There are different food storage guidelines for beef, poultry, pork, and produce for food service professionals to research and implement. Generally beef, poultry, and pork have similar storage times in the refrigerator, usually 1-2 days for cooked ground meats and up to 3-5 days for larger cuts.

Uncooked meats have a longer storage life than cooked meats, and a refrigerator freezer can keep meats for much longer than a refrigerator can. It is important to research specific meat types, defining if a food is already cooked or raw, as well as always adhering to best by dates labeled on the product you are storing.

Similarly, for produce, it is best to individually research how to properly store a produce item. There are vast differences between how long different produce types can be kept in a refrigerator, ranging from potatoes lasting for days to apples lasting for months.

Produce is generally stored in a specialized compartment that keeps higher humidity levels for vegetables and lower humidity levels for fruits.
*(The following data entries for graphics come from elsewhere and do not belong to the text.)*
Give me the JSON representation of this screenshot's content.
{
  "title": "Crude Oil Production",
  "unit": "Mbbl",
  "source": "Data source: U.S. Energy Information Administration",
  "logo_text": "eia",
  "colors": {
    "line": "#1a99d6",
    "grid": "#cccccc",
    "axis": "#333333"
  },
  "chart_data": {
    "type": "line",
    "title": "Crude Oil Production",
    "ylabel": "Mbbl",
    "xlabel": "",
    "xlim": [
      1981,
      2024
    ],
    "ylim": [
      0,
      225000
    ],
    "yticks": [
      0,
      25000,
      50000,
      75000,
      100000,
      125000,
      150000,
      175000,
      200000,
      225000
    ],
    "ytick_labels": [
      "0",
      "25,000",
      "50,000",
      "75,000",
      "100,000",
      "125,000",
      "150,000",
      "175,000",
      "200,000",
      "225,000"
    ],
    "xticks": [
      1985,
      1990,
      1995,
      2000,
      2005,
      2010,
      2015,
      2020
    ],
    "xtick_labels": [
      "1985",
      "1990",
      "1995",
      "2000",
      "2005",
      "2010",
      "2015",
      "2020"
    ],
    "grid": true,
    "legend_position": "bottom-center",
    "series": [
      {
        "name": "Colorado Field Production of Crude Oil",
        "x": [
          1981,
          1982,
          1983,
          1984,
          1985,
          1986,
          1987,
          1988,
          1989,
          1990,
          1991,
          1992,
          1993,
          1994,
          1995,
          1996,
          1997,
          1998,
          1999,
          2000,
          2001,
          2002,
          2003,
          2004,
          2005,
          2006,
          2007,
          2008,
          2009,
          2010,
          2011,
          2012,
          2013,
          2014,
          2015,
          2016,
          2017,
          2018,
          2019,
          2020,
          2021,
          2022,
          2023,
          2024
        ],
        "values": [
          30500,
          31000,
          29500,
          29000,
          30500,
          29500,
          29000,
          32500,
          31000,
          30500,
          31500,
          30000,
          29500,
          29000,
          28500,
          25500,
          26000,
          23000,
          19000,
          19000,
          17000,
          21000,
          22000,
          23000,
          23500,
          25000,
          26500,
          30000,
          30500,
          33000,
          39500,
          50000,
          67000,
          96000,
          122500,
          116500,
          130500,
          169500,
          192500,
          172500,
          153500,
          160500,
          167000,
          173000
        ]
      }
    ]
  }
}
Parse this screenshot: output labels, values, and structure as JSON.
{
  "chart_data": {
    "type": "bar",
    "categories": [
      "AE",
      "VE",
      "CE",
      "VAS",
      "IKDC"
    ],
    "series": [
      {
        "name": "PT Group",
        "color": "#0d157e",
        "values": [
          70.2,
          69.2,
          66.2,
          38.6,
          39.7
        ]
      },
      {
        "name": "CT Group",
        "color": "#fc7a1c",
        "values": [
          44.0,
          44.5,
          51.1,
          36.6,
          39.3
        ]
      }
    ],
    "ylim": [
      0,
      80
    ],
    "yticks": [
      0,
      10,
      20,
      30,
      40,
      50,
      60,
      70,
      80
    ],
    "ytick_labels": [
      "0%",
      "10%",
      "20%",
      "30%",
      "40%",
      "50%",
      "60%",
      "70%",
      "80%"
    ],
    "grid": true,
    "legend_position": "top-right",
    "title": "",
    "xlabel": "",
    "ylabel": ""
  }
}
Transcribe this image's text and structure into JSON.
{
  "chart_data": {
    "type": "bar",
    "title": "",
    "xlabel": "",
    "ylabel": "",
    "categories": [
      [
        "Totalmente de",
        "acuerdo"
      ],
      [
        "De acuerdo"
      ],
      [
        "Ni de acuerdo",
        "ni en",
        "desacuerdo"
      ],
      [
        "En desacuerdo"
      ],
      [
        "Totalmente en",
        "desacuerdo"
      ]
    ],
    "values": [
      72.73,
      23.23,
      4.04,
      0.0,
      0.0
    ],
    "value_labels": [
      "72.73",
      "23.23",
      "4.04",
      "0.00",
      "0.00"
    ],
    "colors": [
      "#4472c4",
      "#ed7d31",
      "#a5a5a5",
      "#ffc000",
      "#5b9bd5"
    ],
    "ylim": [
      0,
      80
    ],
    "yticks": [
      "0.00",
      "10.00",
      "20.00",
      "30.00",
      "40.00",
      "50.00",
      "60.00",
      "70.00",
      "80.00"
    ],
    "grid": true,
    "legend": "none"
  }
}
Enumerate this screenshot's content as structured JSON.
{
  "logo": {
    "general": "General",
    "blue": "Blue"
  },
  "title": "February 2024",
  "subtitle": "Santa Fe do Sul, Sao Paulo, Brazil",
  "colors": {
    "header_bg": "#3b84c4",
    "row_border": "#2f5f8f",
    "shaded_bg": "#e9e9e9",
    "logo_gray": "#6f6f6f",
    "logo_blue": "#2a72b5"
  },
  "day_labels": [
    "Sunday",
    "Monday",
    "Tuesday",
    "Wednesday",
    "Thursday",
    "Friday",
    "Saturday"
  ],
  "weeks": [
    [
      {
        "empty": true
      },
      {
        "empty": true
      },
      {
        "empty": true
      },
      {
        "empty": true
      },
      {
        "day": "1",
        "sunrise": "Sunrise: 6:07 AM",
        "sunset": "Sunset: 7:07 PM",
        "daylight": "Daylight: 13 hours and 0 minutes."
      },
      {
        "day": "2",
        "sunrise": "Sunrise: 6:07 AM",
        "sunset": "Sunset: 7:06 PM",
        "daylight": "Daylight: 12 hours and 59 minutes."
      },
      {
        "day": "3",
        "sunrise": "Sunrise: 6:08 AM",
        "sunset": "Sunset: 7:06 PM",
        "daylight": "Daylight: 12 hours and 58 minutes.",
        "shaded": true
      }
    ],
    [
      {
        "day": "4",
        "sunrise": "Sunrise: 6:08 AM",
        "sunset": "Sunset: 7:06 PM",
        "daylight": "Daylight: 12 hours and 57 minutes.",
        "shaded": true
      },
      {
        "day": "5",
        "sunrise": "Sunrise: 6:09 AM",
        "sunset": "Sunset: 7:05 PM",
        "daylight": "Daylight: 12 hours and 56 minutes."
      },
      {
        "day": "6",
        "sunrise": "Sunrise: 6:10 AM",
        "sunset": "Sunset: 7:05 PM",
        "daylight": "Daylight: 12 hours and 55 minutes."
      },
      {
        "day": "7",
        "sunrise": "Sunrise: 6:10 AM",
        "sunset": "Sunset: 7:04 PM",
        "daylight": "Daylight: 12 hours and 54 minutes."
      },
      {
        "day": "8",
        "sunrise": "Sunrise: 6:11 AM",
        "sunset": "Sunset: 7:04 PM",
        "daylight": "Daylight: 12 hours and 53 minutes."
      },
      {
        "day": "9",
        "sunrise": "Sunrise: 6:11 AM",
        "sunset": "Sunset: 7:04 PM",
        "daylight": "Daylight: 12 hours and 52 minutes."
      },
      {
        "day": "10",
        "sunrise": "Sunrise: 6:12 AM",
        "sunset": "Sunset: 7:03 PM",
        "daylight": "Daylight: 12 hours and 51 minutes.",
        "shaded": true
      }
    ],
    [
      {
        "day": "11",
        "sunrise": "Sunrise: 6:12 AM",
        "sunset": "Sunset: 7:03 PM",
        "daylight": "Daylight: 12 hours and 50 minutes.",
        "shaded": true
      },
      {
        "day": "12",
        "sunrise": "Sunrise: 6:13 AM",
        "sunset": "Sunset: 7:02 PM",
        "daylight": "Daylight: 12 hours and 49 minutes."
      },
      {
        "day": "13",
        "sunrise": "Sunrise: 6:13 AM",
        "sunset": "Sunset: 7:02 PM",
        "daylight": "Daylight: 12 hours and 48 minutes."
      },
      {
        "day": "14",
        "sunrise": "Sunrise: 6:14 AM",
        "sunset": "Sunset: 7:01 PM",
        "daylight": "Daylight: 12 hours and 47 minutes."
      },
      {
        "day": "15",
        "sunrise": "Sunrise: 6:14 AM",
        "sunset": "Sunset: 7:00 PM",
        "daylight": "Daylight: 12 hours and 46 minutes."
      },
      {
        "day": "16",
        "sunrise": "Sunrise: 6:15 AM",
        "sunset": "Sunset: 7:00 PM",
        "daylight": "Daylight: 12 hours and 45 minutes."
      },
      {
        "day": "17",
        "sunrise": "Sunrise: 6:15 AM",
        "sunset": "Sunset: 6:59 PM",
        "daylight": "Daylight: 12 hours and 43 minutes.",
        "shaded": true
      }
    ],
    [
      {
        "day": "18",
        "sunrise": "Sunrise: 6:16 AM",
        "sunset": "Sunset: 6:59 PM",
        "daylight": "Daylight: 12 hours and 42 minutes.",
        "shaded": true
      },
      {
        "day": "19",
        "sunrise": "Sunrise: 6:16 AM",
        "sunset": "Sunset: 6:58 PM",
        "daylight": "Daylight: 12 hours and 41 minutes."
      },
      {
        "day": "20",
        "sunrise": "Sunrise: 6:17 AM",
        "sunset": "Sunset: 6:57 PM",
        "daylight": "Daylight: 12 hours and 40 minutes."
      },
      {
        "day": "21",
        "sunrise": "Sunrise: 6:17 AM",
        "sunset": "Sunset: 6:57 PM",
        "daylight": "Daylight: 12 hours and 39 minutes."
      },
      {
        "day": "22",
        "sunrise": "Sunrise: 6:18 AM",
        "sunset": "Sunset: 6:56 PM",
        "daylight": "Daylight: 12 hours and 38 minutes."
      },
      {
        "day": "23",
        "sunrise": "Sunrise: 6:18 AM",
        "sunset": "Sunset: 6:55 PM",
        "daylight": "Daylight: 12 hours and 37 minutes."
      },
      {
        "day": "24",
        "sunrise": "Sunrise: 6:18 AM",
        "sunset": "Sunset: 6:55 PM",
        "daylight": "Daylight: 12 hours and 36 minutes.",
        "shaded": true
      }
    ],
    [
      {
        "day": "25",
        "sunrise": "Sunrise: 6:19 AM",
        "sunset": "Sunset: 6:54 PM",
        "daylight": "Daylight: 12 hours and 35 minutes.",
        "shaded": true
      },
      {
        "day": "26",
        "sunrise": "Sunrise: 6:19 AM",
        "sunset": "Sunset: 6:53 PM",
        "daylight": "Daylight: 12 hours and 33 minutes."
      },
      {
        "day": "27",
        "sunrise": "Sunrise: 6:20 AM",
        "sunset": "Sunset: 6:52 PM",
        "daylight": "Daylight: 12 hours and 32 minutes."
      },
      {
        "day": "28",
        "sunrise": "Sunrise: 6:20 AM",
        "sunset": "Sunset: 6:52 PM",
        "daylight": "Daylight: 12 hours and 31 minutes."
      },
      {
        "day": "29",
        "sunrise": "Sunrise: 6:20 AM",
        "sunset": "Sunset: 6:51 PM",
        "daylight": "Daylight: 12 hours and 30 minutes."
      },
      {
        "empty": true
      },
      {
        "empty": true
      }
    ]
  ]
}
With adequate research, food service professionals can keep food as safe and high quality as possible throughout the storage process.

Conclusion

  • In the United States there are an estimated 48 million people who contract foodborne illness per year. 3,000 of these people will die as a result of foodborne illness contraction.
  • Providing safe food that is high quality should always be the top priority of food service businesses.
  • There are many best practice techniques to provide safe food to customers, ranging from manually taking your refrigerator temperature to avoiding the danger zone whenever possible.
  • Research specific safe food storage and temperature practices for each food type.